Conspirações insidiosas
Ela agora estava do lado do execrado? Tornara-se sua aliada, quiçá, amante? Como se respondesse à minha pergunta silenciosa, Camulus passou o dedo indicador sugestivamente sob o queixo da bela sombria, obrigando-a a erguer os olhos orientais para ele. A expressão dela permaneceu uma máscara inescrutável... Com isso, demonstrou que podia ser uma boa jogadora. Uma jogadora letal. Em quem jamais se pode confiar, nem dar as costas. Mas era óbvio que Camulus não pretendia confiar nela e, sim, usá-la em todos os sentidos.
Enquanto lhe fosse útil...
-Minha mais nova amiga... – ele disse aos seus súditos, a título de elogio. Ou de apresentação. Não sei ao certo.

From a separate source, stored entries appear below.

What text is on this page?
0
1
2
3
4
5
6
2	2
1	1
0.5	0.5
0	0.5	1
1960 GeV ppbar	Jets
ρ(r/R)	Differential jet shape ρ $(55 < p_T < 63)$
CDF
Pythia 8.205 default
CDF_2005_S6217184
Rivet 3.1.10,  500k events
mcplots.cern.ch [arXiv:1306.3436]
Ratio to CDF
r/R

O rosto de Ásia não revelou prazer diante de tão duvidosa honra. Eu jurava ter visto passar um breve brilho de contrariedade em seus olhos amendoados. A palavra "amiga" com suas diversas conotações parece ter ficado suspensa no ar. Os demais sombrios não ousaram expressar qualquer opinião, e suas faces não revelaram absolutamente nada.
Hum... Eram todos bons jogadores!
Ásia manteve os olhos baixos, numa expressão reticente demais para que eu pudesse interpretar. Bem, se a sombria havia decidido mudar de lado, definitivamente estava trocando a cruz pela espada.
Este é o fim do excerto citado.